AIDS epidemic set to escalate in Asia

writing

(I reported this article for Nature from the XV International AIDS Conference in Bangkok. It appeared on Nature’s news site on July 12, 2004.)

Leaders urged to take immediate action.

Around 7.4 million people in Asia are already living with HIV.

Bangkok – A massive AIDS epidemic is spreading rapidly in Asia, and is sneaking below the radar of governments in the region, experts warned on 11 July.

Speaking at the XV International AIDS Conference in Bangkok, scientists urged Asian governments to scale up prevention and treatment efforts by providing sterile needles, condoms and antiretroviral drugs.

“This conference must be a wake-up call to Asian leaders,” says Peter Piot, executive director of the Joint United Nations Programme on HIV/AIDS. “They’re starting to respond, but sometimes too timidly.”

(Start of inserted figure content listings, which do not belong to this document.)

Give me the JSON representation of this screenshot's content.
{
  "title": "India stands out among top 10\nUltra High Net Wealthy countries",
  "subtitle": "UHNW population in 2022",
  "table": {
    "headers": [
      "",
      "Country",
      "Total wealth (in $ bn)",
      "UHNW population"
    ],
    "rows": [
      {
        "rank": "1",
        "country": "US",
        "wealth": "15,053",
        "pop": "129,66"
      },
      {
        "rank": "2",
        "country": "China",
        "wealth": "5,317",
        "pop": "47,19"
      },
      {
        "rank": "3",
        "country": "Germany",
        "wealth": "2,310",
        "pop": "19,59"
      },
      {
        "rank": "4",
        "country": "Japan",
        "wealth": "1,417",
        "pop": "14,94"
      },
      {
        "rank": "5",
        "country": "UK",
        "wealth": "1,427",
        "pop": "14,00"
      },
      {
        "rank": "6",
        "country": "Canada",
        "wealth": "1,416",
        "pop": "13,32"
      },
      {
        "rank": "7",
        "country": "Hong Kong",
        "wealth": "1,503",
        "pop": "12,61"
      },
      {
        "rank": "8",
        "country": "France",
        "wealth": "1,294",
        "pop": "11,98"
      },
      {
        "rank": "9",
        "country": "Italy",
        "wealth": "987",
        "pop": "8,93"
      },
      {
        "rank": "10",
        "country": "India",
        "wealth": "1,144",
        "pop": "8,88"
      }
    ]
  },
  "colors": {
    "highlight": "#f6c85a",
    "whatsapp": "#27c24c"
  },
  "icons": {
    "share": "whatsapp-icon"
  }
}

An estimated 7.4 million people in Asia are already living with HIV. Unlike in Africa, where the disease has spread into the general population, the Asian epidemic is driven largely by intravenous drug users, sex workers and men who have sex with men, according to a
new report released by the network known as Monitoring the AIDS Pandemic (MAP).

“That pattern has held in virtually every country in Asia,” says Tim Brown, an epidemiologist at the East-West Center research organization in Bangkok, and a member of the MAP network.